According to NOAA’s Fisheries Service the 93-foot fisheries research vessel has started its service in 1950 with the Bureau of Fisheries, predecessor to NOAA’s Fisheries Service. The ship used to conduct albacore tuna surveys in Oregon, Washington, and Alaska. Homeported in Seattle. Cobb has operated primarily in Alaskan waters for much of her service life, most recently in support of the fisheries service’s Auke Bay Laboratories in Juneau.
Rear Admiral Jonathan W. Bailey, director of the NOAA Corps, admitted that the John N. Cobb has been an extremely productive platform for NOAA. She has been operating with her original 1931-design Fairbanks-Morse engine until this year. He also said that it is sad to see Cobb go, but it would not be the best use of NOAA’s resources to perform the maintenance and repairs required to keep her in service.
Originally John N. Cobb was designed as a purse-seiner, but added capabilities enabled her to utilize almost every type of fishing method, including trawling, and long-lining.
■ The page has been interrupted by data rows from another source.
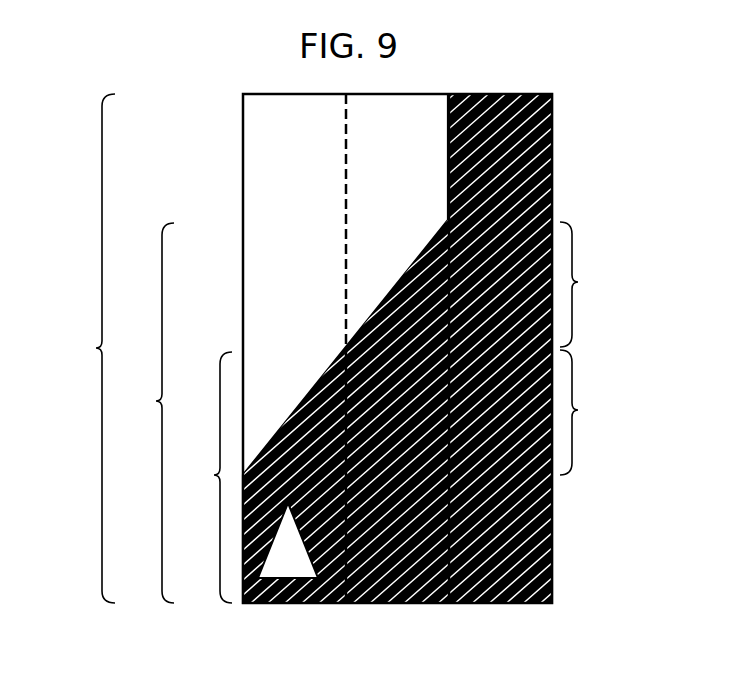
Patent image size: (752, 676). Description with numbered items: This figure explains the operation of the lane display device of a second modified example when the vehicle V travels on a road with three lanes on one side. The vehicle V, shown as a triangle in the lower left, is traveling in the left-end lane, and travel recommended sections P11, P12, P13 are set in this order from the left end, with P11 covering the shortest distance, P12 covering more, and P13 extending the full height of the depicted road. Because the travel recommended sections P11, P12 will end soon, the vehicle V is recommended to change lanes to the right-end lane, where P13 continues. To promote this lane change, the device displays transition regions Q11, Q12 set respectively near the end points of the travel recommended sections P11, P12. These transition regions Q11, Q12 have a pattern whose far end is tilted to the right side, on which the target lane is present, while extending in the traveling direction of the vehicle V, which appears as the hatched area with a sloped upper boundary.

The travel recommended section P13 is at (83, 348).
The travel recommended section P12 is at (145, 413).
The travel recommended section P11 is at (203, 477).
The transition region Q12 is at (591, 284).
The transition region Q11 is at (590, 412).
The vehicle V is at (290, 565).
NOAA told that the ship has conducted various types of data acquisition and research, including juvenile salmon marine ecology, juvenile rockfish habitat assessment, sablefish tagging and telemetry, marine mammal surveys, coral and sponge benthic habitat, habitat mapping of near-shore estuaries, and oceanographic sampling and long-term coastal monitoring.
It is said that Cobb helped pioneer the use of surface rope trawls, which led to the development of an important long-term data set on the biological and physical factors affecting annual fluctuations in the population strength of specific groups of salmon. The ship was named after John Nathan Cobb, an author, naturalist, and conservationist (1868-1930) whose distinguished career included service as editor of Pacific Fisherman and founding director of the College of Fisheries, University of Washington–the first fisheries school in the United States.